Des échauffourées entre manifestants et forces de l'ordre ont émaillé samedi les rassemblements du mouvement populaire des "gilets jaunes" dans le centre de Paris, placé sous haute sécurité, et plusieurs blocages de routes perturbaient la circulation dans le pays pour cette nouvelle journée de mobilisation à haut risque.
Une grande partie des Français et notamment les Parisiens redoutent la répétition d'affrontements violents qui ont choqué dans le pays et à l'étranger et dont les images ont fait le tour de la planète.
La tension est montée d'un cran samedi en milieu de matinée aux abords de la célèbre avenue Champs-Elysées, où les forces de l'ordre ont lancé les premiers gaz lacrymogènes contre des "gilets jaunes" venus manifester par milliers aux cris de "Macron démission", ont constaté des journalistes de l'AFP.

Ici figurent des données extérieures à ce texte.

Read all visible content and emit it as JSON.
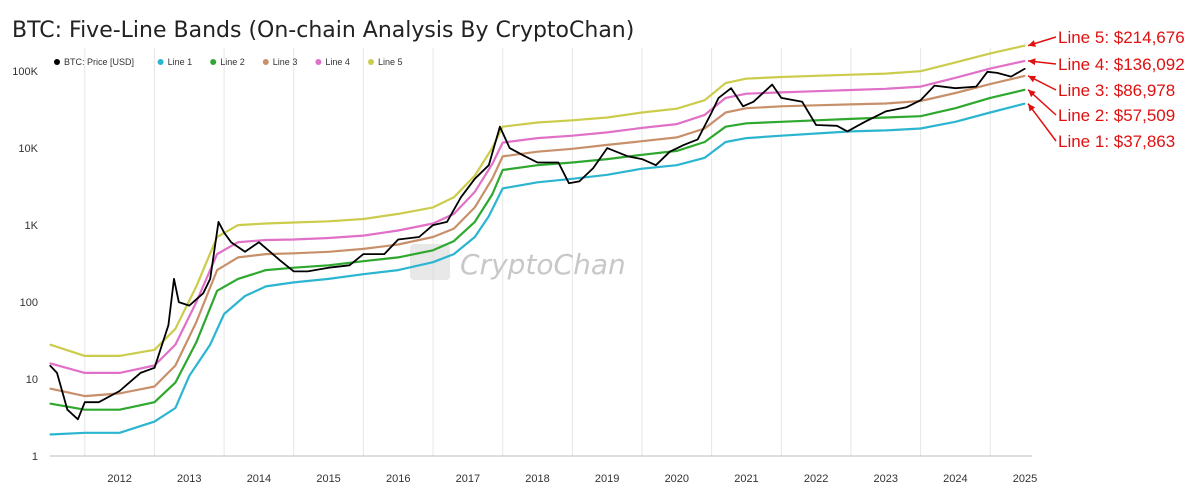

Certains manifestants ont répliqué en lançant des projectiles et des pétards.
Le 1er décembre avait été marqué dans la capitale par de violents affrontements entre manifestants et policiers et plusieurs quartiers centraux avaient été plongés dans le chaos. L'arc de Triomphe, monument emblématique du pays, avait été dégradé.
Ce samedi, la capitale s'est en partie barricadée. Des véhicules blindés à roues de la gendarmerie y ont été exceptionnellement déployés.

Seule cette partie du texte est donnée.